Queen's meteoric ascendancy during the '70s has been well documented. From their gloriously ambitious self-titled debut album of 1973 through to the album that put them in the superstar bracket, 1975's A Night At The Opera, and beyond, this unique group carved out a singular path as the most visionary, inventive and charismatic band of that epic decade. But there is another side to Queen's rise that has been largely overlooked. Between February 1973 and October 1977, the band recorded 6 radio sessions exclusively for the BBC. The 24 recordings these landmark sessions produced include alternate versions of the debut single, unique takes of classic album tracks and even a radically reworked re-imagining of one of their best known anthems that has never previously appeared on any Queen studio release.
Now, for the very first time, all six Queen BBC sessions - meticulously restored by Queen engineer Kris Fredriksson and mastered by Grammy Award winner Adam Ayan - have been brought together on the 3LP-set Queen On Air, an essential addition for connoisseurs of the band. Queen On Air is much more than just a collection of rare recordings – it is a glorious snapshot of the growth of a legend.
Queen's very first session for the BBC, which opens Queen On Air, dates from February 1973, five months before the release of the band's debut album and single. Imagine that you are listening to the radio in early 1973; no-one in the world has heard any Queen recordings ever! John Peel plays "My Fairy King," the very first Queen song to be broadcast on radio anywhere, and the story begins. He follows with "Keep Yourself Alive" (the song which later became their first single), the laidback "Doing All Right" and the epic rock operetta "Liar" – all of which serve notice of the arrival of a major new musical force.
The band returned to the BBC for their second session in July 1973, the same month their debut album was released. Revisiting "Keep Yourself Alive" and "Liar," this time they also covered the heavy-as-lead "Son And Daughter" and the bluesy "See What A Fool I've Been." The latter, which has never appeared on any Queen studio album, would later be re-recorded and become the B-side of their breakthrough hit single "Seven Seas Of Rhye" in 1974. By the time Queen recorded their third BBC session in December 1973, they had already begun work on their second album, Queen II (eventually released in March 1974). The band premiered a new song which would feature on that album, "Ogre Battle," alongside three classics from its predecessor, the galloping "Great King Rat," the Roger Taylor-sung "Modern Times Rock'n'Roll" and a new version of "Son And Daughter."
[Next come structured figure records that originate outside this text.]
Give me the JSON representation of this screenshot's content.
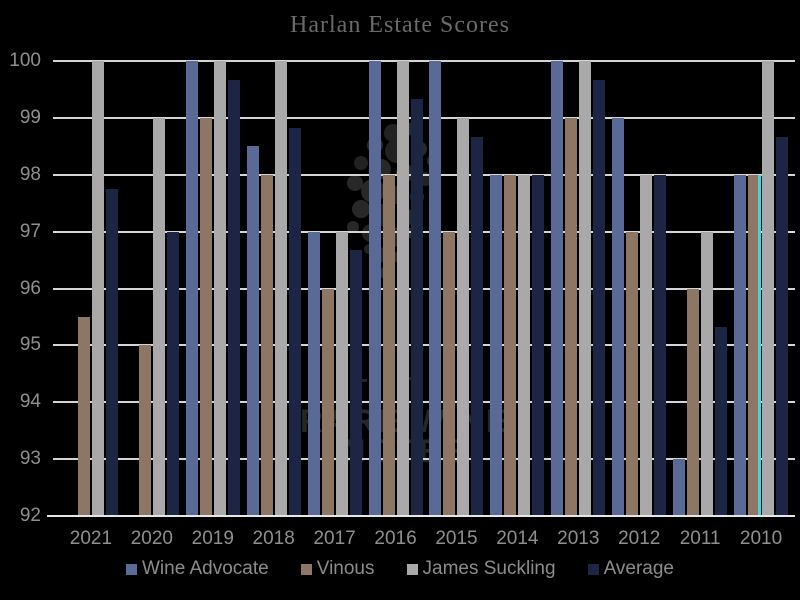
{
  "title": "Harlan Estate Scores",
  "watermark": {
    "line1": "RARE WINE",
    "line2": "NOTES"
  },
  "colors": {
    "background": "#000000",
    "gridline": "#d4d4d4",
    "axis_line": "#e6e6e6",
    "tick_label": "#8f8f8f",
    "title_text": "#6a6a6a",
    "legend_text": "#8c8c8c",
    "watermark": "#262626",
    "highlight_stripe": "#3fd6e0"
  },
  "chart_data": {
    "type": "bar",
    "title": "Harlan Estate Scores",
    "xlabel": "",
    "ylabel": "",
    "ylim": [
      92,
      100
    ],
    "yticks": [
      100,
      99,
      98,
      97,
      96,
      95,
      94,
      93,
      92
    ],
    "grid": true,
    "legend_position": "bottom",
    "categories": [
      "2021",
      "2020",
      "2019",
      "2018",
      "2017",
      "2016",
      "2015",
      "2014",
      "2013",
      "2012",
      "2011",
      "2010"
    ],
    "series": [
      {
        "name": "Wine Advocate",
        "color": "#5a6a97",
        "values": [
          null,
          null,
          100,
          98.5,
          97,
          100,
          100,
          98,
          100,
          99,
          93,
          98
        ]
      },
      {
        "name": "Vinous",
        "color": "#8e7665",
        "values": [
          95.5,
          95,
          99,
          98,
          96,
          98,
          97,
          98,
          99,
          97,
          96,
          98
        ]
      },
      {
        "name": "James Suckling",
        "color": "#a9a9aa",
        "values": [
          100,
          99,
          100,
          100,
          97,
          100,
          99,
          98,
          100,
          98,
          97,
          100
        ]
      },
      {
        "name": "Average",
        "color": "#1c2543",
        "values": [
          97.75,
          97,
          99.67,
          98.83,
          96.67,
          99.33,
          98.67,
          98,
          99.67,
          98,
          95.33,
          98.67
        ]
      }
    ],
    "highlight_stripe": {
      "category": "2010",
      "after_series": "Vinous",
      "value": 98,
      "color": "#3fd6e0"
    }
  }
}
Two more Queen II songs were recorded during a subsequent session in April 1974 – the epic "White Queen (As It Began)" and the delicate ballad "Nevermore," alongside a re-recorded "Modern Times Rock'n'Roll." Queen's penultimate session for the BBC took place in October 1974, a month before the release of their classic third album, Sheer Heart Attack. The session saw the debut of four songs from that record: the dazzling "Now I'm Here," the proto-heavy metal attack of "Stone Cold Crazy," the caustic "Flick Of The Wrist" and "Tenement Funster," their celebration of the rock'n'roll lifestyle.
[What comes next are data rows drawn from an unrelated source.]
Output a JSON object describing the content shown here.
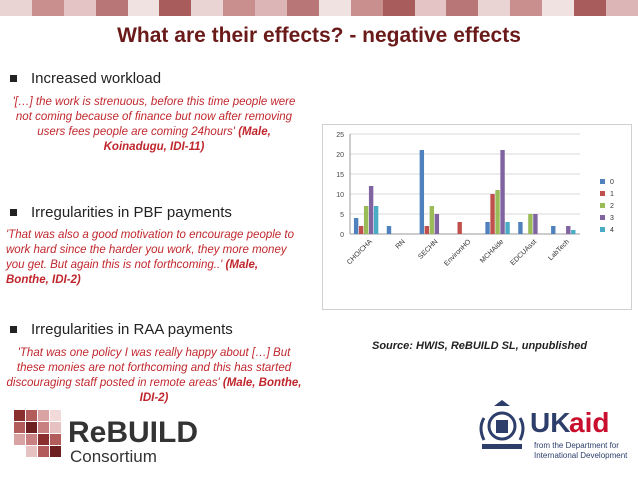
{
  "top_band_colors": [
    "#e9d3d3",
    "#c98f8f",
    "#e4c4c4",
    "#b97676",
    "#f1e2e2",
    "#a95c5c",
    "#e9d3d3",
    "#c98f8f",
    "#dcb6b6",
    "#b97676",
    "#f1e2e2",
    "#c98f8f",
    "#a95c5c",
    "#e4c4c4",
    "#b97676",
    "#e9d3d3",
    "#c98f8f",
    "#f1e2e2",
    "#a95c5c",
    "#dcb6b6"
  ],
  "slide": {
    "title": "What are their effects?  - negative effects",
    "sections": [
      {
        "bullet": "Increased workload",
        "quote_text": "'[…] the work is strenuous, before this time people were not coming because of finance but  now   after removing users fees people are coming 24hours'",
        "quote_attr": " (Male,  Koinadugu, IDI-11)"
      },
      {
        "bullet": "Irregularities in PBF payments",
        "quote_text": "'That was also a good motivation to encourage people to work hard  since the harder you work, they more money you get. But again this is not forthcoming..'",
        "quote_attr": " (Male, Bonthe, IDI-2)"
      },
      {
        "bullet": "Irregularities in RAA payments",
        "quote_text": " 'That was one policy I was really happy about […] But these monies are not forthcoming and this has started discouraging staff posted in remote areas'",
        "quote_attr": " (Male, Bonthe, IDI-2)"
      }
    ],
    "source": "Source: HWIS, ReBUILD SL, unpublished"
  },
  "logos": {
    "rebuild_text": "ReBUILD",
    "rebuild_sub": "Consortium",
    "ukaid_uk": "UK",
    "ukaid_aid": "aid",
    "ukaid_line1": "from the Department for",
    "ukaid_line2": "International Development"
  },
  "chart_data": {
    "type": "bar",
    "categories": [
      "CHO/CHA",
      "RN",
      "SECHN",
      "EnvironHO",
      "MCHAide",
      "EDCUAsst",
      "LabTech"
    ],
    "series": [
      {
        "name": "0",
        "color": "#4f81bd",
        "values": [
          4,
          2,
          21,
          0,
          3,
          3,
          2
        ]
      },
      {
        "name": "1",
        "color": "#c0504d",
        "values": [
          2,
          0,
          2,
          3,
          10,
          0,
          0
        ]
      },
      {
        "name": "2",
        "color": "#9bbb59",
        "values": [
          7,
          0,
          7,
          0,
          11,
          5,
          0
        ]
      },
      {
        "name": "3",
        "color": "#8064a2",
        "values": [
          12,
          0,
          5,
          0,
          21,
          5,
          2
        ]
      },
      {
        "name": "4",
        "color": "#4bacc6",
        "values": [
          7,
          0,
          0,
          0,
          3,
          0,
          1
        ]
      }
    ],
    "yticks": [
      0,
      5,
      10,
      15,
      20,
      25
    ],
    "ylim": [
      0,
      25
    ],
    "legend": "right"
  }
}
It would be another three years before Queen returned to the BBC for their sixth and final session, by which time the success of "Bohemian Rhapsody" had turned them into a global phenomenon. On October 28th 1977, they recorded some radically different versions of four songs from the brand new News Of The World album, on the same day as it was given its UK release: the epic power ballad "Spread Your Wings," the steel-plated rocker "It's Late," the dusky jazz number "My Melancholy Blues" and two significantly contrasting renditions of the global hit "We Will Rock You" – the ‘regular' version and the ‘fast' version, a full-tilt guitar-heavy take on the song. The accelerated version on Queen On Air is the only known studio recording of this live favorite.